Rockem Sockem received the 2004 Michigan Thoroughbred of the Year honors. As a four-year-old gelding, Rockem Sockem recorded four wins and two seconds out of seven starts, earning $110,493 for the year. Rockem Sockem is owned by Henry Mast of Byron Center and his trainer is Robert Gorham of Kalamazoo. His primary jockey in 2004 was Terry Houghton of Hazel Park. Rockem Sockem was bred by Ed and Connie Pass of Niles. His sire is Ulises and his dam is Royalty in Motion.
Wonder Smith was named the 2004 Michigan Quarter Horse of the Year. As a seven-year-old gelding, Wonder Smith recorded five wins, one second and two thirds out of eight starts, earning $18,312 for the year. Wonder Smith is owned by Scott and Amy Owen of Grayling and his trainer is Larry Smith of Mio. His primary jockey for 2004 was Dale Berryhill of Alma. Wonder Smith was bred by Larry and Betty Smith of Mio. His sire is Naswhan and his dam is Wonderease.
Mr Wright On was named the 2004 Michigan Arabian of the Year marking the first year that the annual award has been presented to an Arabian. As a five-year-old horse, Mr Wright On recorded two wins, one second and one third out of four starts, earning $9,776. Mr Wright On is owned by Paul and Kathryn Smoke of Britton. His trainer is Dicky Benton of Sidney and his primary jockey in 2004 was Julie Fritz of Mount Pleasant. Mr Wright On was bred by Kathryn Kroll-Smoke of Britton. His sire is Monarch Ah and his dam is Sammora.

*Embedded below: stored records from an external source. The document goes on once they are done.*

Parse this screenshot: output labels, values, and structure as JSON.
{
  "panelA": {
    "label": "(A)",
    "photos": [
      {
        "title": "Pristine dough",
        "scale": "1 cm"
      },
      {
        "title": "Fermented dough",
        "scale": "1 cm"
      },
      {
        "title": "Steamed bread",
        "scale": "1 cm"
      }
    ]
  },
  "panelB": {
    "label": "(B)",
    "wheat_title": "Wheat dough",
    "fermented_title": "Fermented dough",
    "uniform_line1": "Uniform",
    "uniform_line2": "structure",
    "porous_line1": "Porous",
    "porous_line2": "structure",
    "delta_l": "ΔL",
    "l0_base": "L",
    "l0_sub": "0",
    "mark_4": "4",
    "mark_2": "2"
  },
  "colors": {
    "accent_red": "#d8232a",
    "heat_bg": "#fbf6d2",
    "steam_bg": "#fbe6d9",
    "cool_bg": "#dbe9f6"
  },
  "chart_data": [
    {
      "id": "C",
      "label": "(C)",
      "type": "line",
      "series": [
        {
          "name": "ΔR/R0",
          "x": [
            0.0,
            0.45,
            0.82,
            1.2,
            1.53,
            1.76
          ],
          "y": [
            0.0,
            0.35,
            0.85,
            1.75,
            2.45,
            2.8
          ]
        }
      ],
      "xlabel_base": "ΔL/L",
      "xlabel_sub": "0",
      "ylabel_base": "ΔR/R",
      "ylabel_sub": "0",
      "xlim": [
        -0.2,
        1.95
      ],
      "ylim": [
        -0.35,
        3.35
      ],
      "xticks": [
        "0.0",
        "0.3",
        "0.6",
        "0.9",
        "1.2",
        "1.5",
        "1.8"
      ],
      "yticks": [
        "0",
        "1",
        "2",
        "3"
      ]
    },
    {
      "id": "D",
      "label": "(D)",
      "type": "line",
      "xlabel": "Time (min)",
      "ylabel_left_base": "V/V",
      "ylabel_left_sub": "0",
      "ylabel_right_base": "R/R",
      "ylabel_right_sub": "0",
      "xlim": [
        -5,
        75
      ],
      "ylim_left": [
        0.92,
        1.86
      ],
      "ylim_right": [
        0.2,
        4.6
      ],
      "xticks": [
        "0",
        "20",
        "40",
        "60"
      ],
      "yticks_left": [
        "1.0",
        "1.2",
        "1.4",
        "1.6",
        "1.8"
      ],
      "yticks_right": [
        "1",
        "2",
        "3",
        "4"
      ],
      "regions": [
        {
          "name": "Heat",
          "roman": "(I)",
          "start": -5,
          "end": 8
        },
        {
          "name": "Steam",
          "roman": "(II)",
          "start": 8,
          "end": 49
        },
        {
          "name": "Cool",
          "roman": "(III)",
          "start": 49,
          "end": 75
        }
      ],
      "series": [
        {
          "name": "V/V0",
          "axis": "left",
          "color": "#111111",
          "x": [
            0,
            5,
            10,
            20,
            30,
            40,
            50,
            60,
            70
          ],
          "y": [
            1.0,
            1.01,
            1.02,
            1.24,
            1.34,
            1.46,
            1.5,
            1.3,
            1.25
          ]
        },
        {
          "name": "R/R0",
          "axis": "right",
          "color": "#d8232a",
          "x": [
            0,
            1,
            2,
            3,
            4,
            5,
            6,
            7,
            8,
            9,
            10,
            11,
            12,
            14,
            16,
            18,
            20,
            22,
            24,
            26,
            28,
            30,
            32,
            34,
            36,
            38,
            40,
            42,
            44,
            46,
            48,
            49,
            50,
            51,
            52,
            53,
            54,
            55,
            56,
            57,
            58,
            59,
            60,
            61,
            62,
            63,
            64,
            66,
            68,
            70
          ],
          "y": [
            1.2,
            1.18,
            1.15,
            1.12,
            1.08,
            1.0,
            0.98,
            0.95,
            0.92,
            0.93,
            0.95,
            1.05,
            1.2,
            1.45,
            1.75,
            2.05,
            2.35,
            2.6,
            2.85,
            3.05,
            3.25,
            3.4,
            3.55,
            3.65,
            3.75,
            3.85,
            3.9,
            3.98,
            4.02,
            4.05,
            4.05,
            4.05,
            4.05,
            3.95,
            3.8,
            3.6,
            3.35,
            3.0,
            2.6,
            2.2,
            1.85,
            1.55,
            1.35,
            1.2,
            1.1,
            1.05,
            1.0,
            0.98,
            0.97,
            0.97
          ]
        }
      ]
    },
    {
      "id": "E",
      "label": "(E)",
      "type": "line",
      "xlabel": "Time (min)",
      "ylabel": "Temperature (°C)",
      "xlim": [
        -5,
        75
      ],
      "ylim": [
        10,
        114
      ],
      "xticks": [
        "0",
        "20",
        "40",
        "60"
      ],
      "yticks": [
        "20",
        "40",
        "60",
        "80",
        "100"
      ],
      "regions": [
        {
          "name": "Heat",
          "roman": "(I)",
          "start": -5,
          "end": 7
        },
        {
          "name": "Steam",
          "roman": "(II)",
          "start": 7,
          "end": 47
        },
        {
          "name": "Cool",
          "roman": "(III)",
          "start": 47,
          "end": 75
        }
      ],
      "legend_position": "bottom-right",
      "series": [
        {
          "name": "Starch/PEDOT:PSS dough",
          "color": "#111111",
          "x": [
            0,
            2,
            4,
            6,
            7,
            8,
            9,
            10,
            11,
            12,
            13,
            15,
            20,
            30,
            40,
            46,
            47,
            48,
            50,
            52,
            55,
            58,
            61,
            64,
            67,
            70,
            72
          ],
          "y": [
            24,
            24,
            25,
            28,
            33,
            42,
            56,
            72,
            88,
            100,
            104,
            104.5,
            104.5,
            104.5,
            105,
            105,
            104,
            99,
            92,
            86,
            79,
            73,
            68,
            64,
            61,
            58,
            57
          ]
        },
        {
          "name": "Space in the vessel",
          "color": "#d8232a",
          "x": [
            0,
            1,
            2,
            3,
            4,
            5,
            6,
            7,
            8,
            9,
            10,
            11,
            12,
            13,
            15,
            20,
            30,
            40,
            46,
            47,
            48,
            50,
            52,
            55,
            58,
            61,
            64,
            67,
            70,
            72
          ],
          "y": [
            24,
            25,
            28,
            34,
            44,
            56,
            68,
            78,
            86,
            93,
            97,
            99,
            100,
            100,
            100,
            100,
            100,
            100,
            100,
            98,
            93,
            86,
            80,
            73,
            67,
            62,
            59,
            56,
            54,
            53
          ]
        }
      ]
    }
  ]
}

Horse racing remains an important part of Michigan's agriculture industry. According to the Office or Racing Commissioner, it provides over 26,000 related jobs and more than $1.2 billion in economic impact. The Annual Michigan Horse Council's International Stallion Expo and the naming of the Horses of the Year have become a true harbinger of Spring. Although the industry still faces many competitive challenges, events such as this one highlight the industry's impact on many people within our state and this influence deserves recognition and celebration. The Expo has become the event of the year in which this impact and influence is celebrated.
This year, over 20,000 people attended the three-day event. "It was excellent for the horse industry to get this widespread exposure," said Dominic Perrone, the Department of Agriculture spokesperson. "The ORC had four racehorses on exhibit at the Expo to promote the industry. All the horse organizations collaborated and they had one representative of each breed," noted Mr. Perrone.
In addition to the Racing Commissioner, numerous state legislators, state park office natural resources administrators, and agricultural leaders attended the event, providing the industry with the opportunity to educate the public on the wide scope of the equine industry.
The rest of the gaming industry could learn a thing or two from the equine industry in this regard. Too often the direct and indirect jobs created as a result of the industry simply are not recognized. It is one thing to tell people that there are close to 18,000 people directly employed by the industry, with probably 30,000 more indirectly employed as a result. It means far more to have an event where they can view it first hand.